这才是最让林正清心惊和不解的地方。靖王为何...对溪儿如此“宽容”?宫宴解围,今日登门,发现那等“亵渎”之物后,竟也只是羞愤离去,留下一句不痛不痒的讽刺?这太反常了!反常得让他心底发寒,总觉得有更大的风暴在酝酿。
“死罪可免,活罪难饶!”林正清沉下脸,语气不容置疑,“从今日起,你就给我跪在祠堂里!对着列祖列宗好好反省!没我的命令,不准起来!不准踏出祠堂一步!饭食减半!《礼记》、《论语》,各抄一百遍!什么时候抄得端端正正,字如其人,什么时候再谈其他!”

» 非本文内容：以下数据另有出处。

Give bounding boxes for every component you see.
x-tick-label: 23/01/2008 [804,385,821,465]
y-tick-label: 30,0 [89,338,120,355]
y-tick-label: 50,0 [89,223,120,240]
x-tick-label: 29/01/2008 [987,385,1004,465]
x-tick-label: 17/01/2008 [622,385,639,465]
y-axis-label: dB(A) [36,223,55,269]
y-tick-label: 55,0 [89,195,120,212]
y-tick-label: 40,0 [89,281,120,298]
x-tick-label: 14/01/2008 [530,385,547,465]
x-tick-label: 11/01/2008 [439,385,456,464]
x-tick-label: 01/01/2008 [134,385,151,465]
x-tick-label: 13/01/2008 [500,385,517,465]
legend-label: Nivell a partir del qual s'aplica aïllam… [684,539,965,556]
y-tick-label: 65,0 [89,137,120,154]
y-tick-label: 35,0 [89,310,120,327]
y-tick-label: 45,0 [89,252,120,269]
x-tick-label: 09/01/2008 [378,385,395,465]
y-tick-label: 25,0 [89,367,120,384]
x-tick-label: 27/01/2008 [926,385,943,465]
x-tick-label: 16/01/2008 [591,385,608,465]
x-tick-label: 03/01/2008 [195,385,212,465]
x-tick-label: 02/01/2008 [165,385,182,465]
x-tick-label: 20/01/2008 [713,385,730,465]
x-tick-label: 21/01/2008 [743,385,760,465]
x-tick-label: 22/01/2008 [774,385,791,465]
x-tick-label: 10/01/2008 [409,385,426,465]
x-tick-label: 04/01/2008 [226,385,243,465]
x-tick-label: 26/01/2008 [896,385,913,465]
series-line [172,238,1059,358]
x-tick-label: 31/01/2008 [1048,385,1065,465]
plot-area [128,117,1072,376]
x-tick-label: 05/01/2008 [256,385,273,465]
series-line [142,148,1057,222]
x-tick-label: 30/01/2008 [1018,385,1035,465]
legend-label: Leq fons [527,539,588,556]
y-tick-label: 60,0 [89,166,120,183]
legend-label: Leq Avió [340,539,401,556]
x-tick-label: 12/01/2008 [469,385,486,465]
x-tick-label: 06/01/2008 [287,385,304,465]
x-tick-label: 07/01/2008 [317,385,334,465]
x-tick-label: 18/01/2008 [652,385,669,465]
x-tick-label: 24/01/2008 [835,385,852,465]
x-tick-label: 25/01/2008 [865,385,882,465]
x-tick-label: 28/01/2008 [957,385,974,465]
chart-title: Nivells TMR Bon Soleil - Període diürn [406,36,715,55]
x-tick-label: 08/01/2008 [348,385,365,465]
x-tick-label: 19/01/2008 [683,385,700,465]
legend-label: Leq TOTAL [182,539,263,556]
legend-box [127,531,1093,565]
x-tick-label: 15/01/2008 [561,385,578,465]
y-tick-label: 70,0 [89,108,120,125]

“是...是...儿子领罚...谢爹爹...”林溪如蒙大赦,只要不立刻拖出去砍了,跪祠堂抄书算什么?他忙不迭地磕头,眼泪鼻涕糊了一脸。
林正清看着他这副狼狈又可怜的样子,心中五味杂陈,最终只是疲惫地挥了挥手,转身步履沉重地离开了祠堂。沉重的木门在他身后缓缓关上,发出令人心颤的闷响,彻底隔绝了内外。
祠堂内光线昏暗,烛火跳跃,投下幢幢鬼影。冰冷的空气裹挟着浓郁的檀香,沉甸甸地压在林溪身上。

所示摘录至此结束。